Conhecendo do mérito da causa, o tribunal a quo decidiu julgar a acção improcedente por não provada, declarando que a última renovação terminou em 11 de Março de 2020 e que os RR se opuseram tempestivamente, pelo que o contrato de arrendamento rural cessou.
De tal sentença apelou o autor mas sem sucesso, dado que a Relação manteve o entendimento da sentença da 1ª instância. Sustentou, também sem sucesso, a ofensa da autoridade do caso julgado formado pela sentença proferida no Tribunal Judicial ..., dado que a Relação considerou que essa sentença considerou apenas não válida a denúncia efectuada pelos RR com efeitos a partir de Março de 2006.

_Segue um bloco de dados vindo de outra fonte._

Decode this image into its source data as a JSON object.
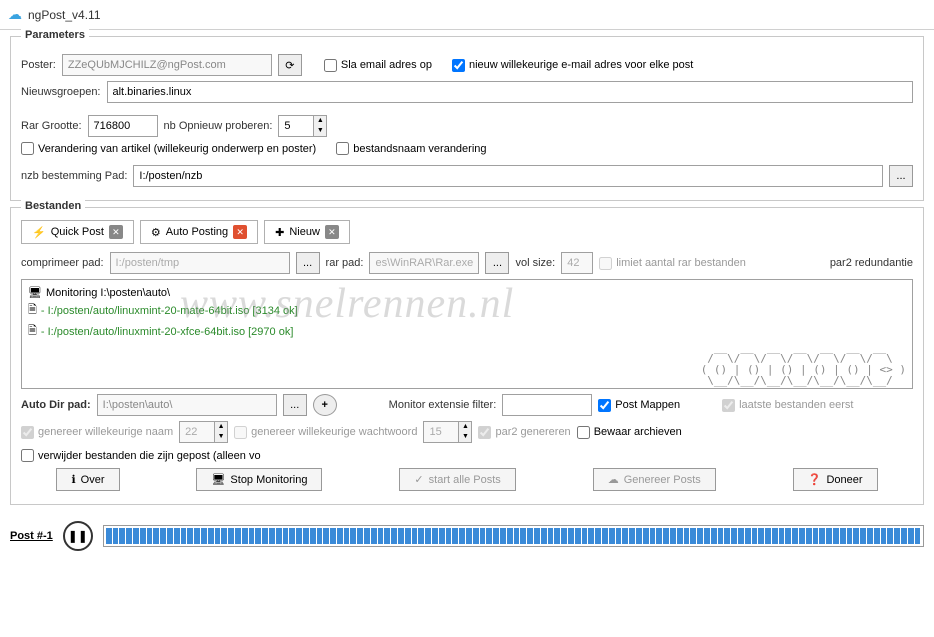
{
  "app": {
    "title": "ngPost_v4.11"
  },
  "params": {
    "legend": "Parameters",
    "poster_label": "Poster:",
    "poster_value": "ZZeQUbMJCHILZ@ngPost.com",
    "save_email_label": "Sla email adres op",
    "random_email_label": "nieuw willekeurige e-mail adres voor elke post",
    "newsgroups_label": "Nieuwsgroepen:",
    "newsgroups_value": "alt.binaries.linux",
    "rar_size_label": "Rar Grootte:",
    "rar_size_value": "716800",
    "retry_label": "nb Opnieuw proberen:",
    "retry_value": "5",
    "obfuscate_label": "Verandering van artikel (willekeurig onderwerp en poster)",
    "filename_obf_label": "bestandsnaam verandering",
    "nzb_path_label": "nzb bestemming Pad:",
    "nzb_path_value": "I:/posten/nzb"
  },
  "files": {
    "legend": "Bestanden",
    "tabs": {
      "quick": "Quick Post",
      "auto": "Auto Posting",
      "new": "Nieuw"
    },
    "compress_label": "comprimeer pad:",
    "compress_value": "I:/posten/tmp",
    "rar_path_label": "rar pad:",
    "rar_path_value": "es\\WinRAR\\Rar.exe",
    "vol_size_label": "vol size:",
    "vol_size_value": "42",
    "limit_rar_label": "limiet aantal rar bestanden",
    "par2_label": "par2 redundantie",
    "log": {
      "line1": "Monitoring I:\\posten\\auto\\",
      "line2": "- I:/posten/auto/linuxmint-20-mate-64bit.iso [3134 ok]",
      "line3": "- I:/posten/auto/linuxmint-20-xfce-64bit.iso [2970 ok]"
    },
    "autodir_label": "Auto Dir pad:",
    "autodir_value": "I:\\posten\\auto\\",
    "monitor_ext_label": "Monitor extensie filter:",
    "post_folders_label": "Post Mappen",
    "latest_first_label": "laatste bestanden eerst",
    "gen_name_label": "genereer willekeurige naam",
    "gen_name_len": "22",
    "gen_pass_label": "genereer willekeurige wachtwoord",
    "gen_pass_len": "15",
    "gen_par2_label": "par2 genereren",
    "keep_arch_label": "Bewaar archieven",
    "del_posted_label": "verwijder bestanden die zijn gepost (alleen vo",
    "btn_about": "Over",
    "btn_stopmon": "Stop Monitoring",
    "btn_startall": "start alle Posts",
    "btn_genposts": "Genereer Posts",
    "btn_donate": "Doneer"
  },
  "footer": {
    "post_label": "Post #-1"
  },
  "watermark": "www.snelrennen.nl"
}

Transcrevamos para melhor entendimento, o seguinte excerto do acórdão da Relação:
“Cumpre apreciar, tendo em conta as questões colocadas pelo apelante.
O contrato de arrendamento rural sub judice foi celebrado ao abrigo do art. 29° n°3 da Lei 46/90 de 22 de Agosto, lei que procedeu à alteração da Lei n.º 109/88, de 26 de Setembro (Lei de Bases da Reforma Agrária), cujo objeto teve em vista, por um lado o redimensionamento das unidades de exploração agrícola e o destino das áreas expropriadas e nacionalizadas nos termos do art. 97° da Constituição, e, por outro, estabelecer os princípios gerais relativos ao uso dos solos agrícolas e ao fomento hidroagrícola.
Na prossecução deste objetivo a atribuição de reservas, mediante a verificação de determinados circunstancialismos, foi sujeita à prévia celebração de contratos de arrendamento rural entre os beneficiários do direito de exploração e os titulares do direito de reserva.
Para isso o art. 29 n° 3 al. a) da Lei 46/90 de 22 de Agosto veio estabelecer uma duração mínima dos contratos de 10 anos e o direito a três renovações de 3 anos cada. Referindo expressamente a al. d) da mesma norma que os direitos e deveres do arrendatário são os decorrentes da legislação relativa ao arrendamento rural, sem prejuízo de outra situação mais favorável já adquirida.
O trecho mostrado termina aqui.